🤖 AI Summary
This work addresses the challenge of root cause localization in IoT applications under edge computing environments, where microservice architectures are prone to performance anomalies propagating across services. To enable efficient and scalable diagnosis, the authors propose a cascaded graph neural network (GNN) framework. It first partitions large-scale service dependency graphs into highly cohesive subgraphs via communication-driven graph clustering, then employs a two-level subnetwork architecture to hierarchically perform root cause localization and fault type identification.
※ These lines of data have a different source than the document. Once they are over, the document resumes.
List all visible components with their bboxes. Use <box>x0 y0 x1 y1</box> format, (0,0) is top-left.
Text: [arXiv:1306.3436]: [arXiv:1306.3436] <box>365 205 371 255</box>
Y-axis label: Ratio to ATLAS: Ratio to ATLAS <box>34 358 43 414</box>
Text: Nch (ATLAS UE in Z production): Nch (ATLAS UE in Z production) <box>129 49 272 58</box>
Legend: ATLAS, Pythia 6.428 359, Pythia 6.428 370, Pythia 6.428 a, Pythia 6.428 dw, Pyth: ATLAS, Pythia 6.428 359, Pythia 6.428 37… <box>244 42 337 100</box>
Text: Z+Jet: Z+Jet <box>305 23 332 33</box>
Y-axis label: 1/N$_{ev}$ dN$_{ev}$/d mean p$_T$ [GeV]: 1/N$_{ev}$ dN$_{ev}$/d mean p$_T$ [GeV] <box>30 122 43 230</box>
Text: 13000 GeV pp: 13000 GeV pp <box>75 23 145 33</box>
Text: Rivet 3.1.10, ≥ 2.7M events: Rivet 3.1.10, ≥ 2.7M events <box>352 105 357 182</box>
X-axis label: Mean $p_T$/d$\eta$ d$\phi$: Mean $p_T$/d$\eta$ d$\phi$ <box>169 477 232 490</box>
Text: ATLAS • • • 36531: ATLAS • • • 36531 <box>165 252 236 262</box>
By innovatively integrating communication-aware clustering with a cascaded GNN structure, the method achieves diagnostic accuracy comparable to centralized GNNs while significantly reducing inference latency and offering near-constant scalability. Experiments on the MicroCERCL and iAnomaly datasets demonstrate the effectiveness of the proposed approach.
📝 Abstract
Edge computing environments host increasingly complex microservice-based IoT applications that are prone to performance anomalies propagating across dependent services. Identifying the faulty component (root cause localization) and the underlying fault type (root cause analysis) is essential for timely mitigation. Supervised graph neural networks (GNNs) currently represent the state of the art for joint root cause localization and analysis. However, existing approaches rely on centralized processing over full-system graphs, leading to high inference latency and limited scalability in large, distributed edge environments. In this paper, we propose a cascaded GNN framework for joint RCL and fault type identification that explicitly addresses these scalability challenges. Our approach employs communication-driven clustering to partition large service graphs into highly interacting communities and a cascaded network with two subnetworks that perform hierarchical RCL/RCA. By restricting message passing to reduced and structured subgraphs, the proposed framework significantly lowers computational complexity while preserving critical dependency information. We evaluate the proposed method on the MicroCERCL benchmark and large-scale datasets generated using the iAnomaly simulation framework. Experimental results show that the cascaded architecture achieves diagnostic accuracy comparable to centralized GNN baselines while maintaining near-constant inference latency as graph size increases, enabling scalable and actionable AIOps in edge computing environments.